About 30 Airmen from the 123rd Civil Engineer Squadron, based in Louisville, Kentucky, joined with 18 Airmen from the Tennessee Air Guard's 118th Civil Engineer Squadron and 20 Marine Corps Reservists to build cabins, install equipment and improve roads at Camp William Hinds in Raymond, Maine, as part of a Department of Defense program called Individual Readiness Training.
The training, which took place over two weeks in June, provided an outstanding opportunity to do something valuable for the civilian community while enhancing war-time readiness skills in civil engineering, said Chief Master Sgt. Marty Fautz, chief enlisted manager for the 123rd CES.
"Every career field had work," Fautz said. "The overall quality of the training was the biggest accomplishment. We got a lot of hands-on training for all of our (career fields) that the guys can't get back home. Some of the guys haven't touched the equipment we used since technical school, so it was a good two weeks for those guys."
The Scouts supplied building materials and equipment rentals -- paid for with private fund-raisers -- while the Air Guard and Marine troops provided labor that matched with their unique areas of expertise. Plumbers, carpenters, electricians, power production specialists, heavy equipment operators and civil engineers all helped in the renovations, Fautz said.

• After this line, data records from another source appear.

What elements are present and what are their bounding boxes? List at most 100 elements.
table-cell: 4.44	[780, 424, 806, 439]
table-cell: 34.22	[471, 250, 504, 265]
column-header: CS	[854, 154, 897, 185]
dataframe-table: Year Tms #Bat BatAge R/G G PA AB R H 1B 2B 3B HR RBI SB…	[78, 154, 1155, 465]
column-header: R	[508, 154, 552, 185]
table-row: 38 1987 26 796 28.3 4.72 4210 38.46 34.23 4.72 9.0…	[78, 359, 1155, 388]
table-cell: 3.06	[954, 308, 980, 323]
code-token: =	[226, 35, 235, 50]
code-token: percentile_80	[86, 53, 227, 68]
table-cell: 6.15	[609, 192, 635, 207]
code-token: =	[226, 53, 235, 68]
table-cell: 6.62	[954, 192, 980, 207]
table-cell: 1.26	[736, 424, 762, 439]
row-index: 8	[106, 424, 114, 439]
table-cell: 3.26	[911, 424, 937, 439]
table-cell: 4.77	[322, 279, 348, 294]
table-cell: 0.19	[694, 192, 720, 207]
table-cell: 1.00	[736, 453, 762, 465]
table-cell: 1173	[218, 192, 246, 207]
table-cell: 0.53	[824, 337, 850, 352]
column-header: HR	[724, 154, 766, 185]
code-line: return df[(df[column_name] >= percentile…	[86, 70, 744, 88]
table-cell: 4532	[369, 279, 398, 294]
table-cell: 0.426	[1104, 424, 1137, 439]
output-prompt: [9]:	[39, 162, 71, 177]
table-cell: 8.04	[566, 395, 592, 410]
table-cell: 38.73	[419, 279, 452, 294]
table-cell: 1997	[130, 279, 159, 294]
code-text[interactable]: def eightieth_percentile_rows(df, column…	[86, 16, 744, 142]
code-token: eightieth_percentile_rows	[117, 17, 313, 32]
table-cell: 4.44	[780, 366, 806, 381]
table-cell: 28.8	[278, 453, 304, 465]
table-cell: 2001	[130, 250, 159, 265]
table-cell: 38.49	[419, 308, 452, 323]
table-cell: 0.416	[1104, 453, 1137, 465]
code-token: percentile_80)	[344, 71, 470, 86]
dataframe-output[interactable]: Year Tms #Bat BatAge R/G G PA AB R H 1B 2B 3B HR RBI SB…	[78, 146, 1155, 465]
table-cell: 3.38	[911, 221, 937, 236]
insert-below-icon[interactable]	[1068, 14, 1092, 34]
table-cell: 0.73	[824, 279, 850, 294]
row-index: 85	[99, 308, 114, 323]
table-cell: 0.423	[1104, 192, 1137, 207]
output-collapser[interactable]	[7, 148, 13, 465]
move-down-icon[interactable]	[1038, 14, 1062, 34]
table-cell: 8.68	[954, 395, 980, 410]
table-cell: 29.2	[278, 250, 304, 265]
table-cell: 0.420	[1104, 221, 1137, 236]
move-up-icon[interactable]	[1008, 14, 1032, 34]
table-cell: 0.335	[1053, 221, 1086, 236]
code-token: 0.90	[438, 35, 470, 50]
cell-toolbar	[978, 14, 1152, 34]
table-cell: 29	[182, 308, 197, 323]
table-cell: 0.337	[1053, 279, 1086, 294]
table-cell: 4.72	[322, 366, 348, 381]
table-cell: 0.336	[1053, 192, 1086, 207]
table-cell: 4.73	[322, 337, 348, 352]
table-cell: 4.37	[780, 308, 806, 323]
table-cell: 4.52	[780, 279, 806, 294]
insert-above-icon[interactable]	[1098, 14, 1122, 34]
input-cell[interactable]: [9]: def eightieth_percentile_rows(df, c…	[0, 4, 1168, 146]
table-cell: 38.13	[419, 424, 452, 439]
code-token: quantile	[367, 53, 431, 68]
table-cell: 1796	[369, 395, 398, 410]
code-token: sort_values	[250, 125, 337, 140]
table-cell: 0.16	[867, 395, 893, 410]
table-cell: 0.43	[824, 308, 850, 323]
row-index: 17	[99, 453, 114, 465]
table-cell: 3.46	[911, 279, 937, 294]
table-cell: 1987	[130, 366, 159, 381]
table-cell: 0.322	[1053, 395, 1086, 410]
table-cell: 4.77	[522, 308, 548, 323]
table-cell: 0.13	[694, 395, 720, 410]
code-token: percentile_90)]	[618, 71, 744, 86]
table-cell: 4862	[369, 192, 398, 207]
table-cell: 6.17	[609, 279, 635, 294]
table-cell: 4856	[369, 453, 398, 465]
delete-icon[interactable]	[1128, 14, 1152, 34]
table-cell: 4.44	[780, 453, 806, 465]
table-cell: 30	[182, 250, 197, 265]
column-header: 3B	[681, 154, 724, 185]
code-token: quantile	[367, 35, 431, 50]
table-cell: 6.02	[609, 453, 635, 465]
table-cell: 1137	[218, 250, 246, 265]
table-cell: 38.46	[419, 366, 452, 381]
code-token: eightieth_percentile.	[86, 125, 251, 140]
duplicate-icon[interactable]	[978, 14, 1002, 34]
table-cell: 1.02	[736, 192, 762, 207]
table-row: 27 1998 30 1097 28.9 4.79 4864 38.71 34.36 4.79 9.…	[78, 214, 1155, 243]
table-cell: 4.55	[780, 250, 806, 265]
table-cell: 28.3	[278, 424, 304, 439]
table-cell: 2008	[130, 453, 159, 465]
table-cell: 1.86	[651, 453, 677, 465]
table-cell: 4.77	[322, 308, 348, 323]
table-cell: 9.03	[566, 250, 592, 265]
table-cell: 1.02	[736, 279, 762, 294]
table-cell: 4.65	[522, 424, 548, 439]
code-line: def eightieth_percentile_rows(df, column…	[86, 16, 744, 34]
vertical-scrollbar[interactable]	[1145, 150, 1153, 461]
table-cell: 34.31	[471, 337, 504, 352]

The Airmen installed a zip line, graded roads, built cabins and renovated a dormitory building for Scouts and Scout Masters. Air Guard surveyors also worked extensively with the Marines, establishing plots for a shooting range by moving dirt and cutting into a hillside.
Fautz said mission was an especially rewarding one.
"When you talked to the civilians there that run the program, you could see how wrapped up they were with the Scouts, and how important and meaningful it was to do these upgrades for the benefit of the Scouts coming in," he said.
"There were no big roadblocks, the equipment was there, the supplies were there, the manpower was there -- we just had to cut the guys loose and let them go to work. When we left, everyone felt good about what they did and the training they got. It was a great trip."
Lt. Col. Phil Howard, commander of the 123rd CES, explained that a lot of summer IRTs come with a checklist of items that have to be accomplished on a tight schedule, but this one provided enough time to work at a measured pace.
"This allowed the guys to slow down and actually train some of the younger troops," he said. "Give them a hammer, in other words, rather than have the supervisors work on it because they have to get it done. So it was really an excellent training opportunity and one of the best (IRT missions) I've been on."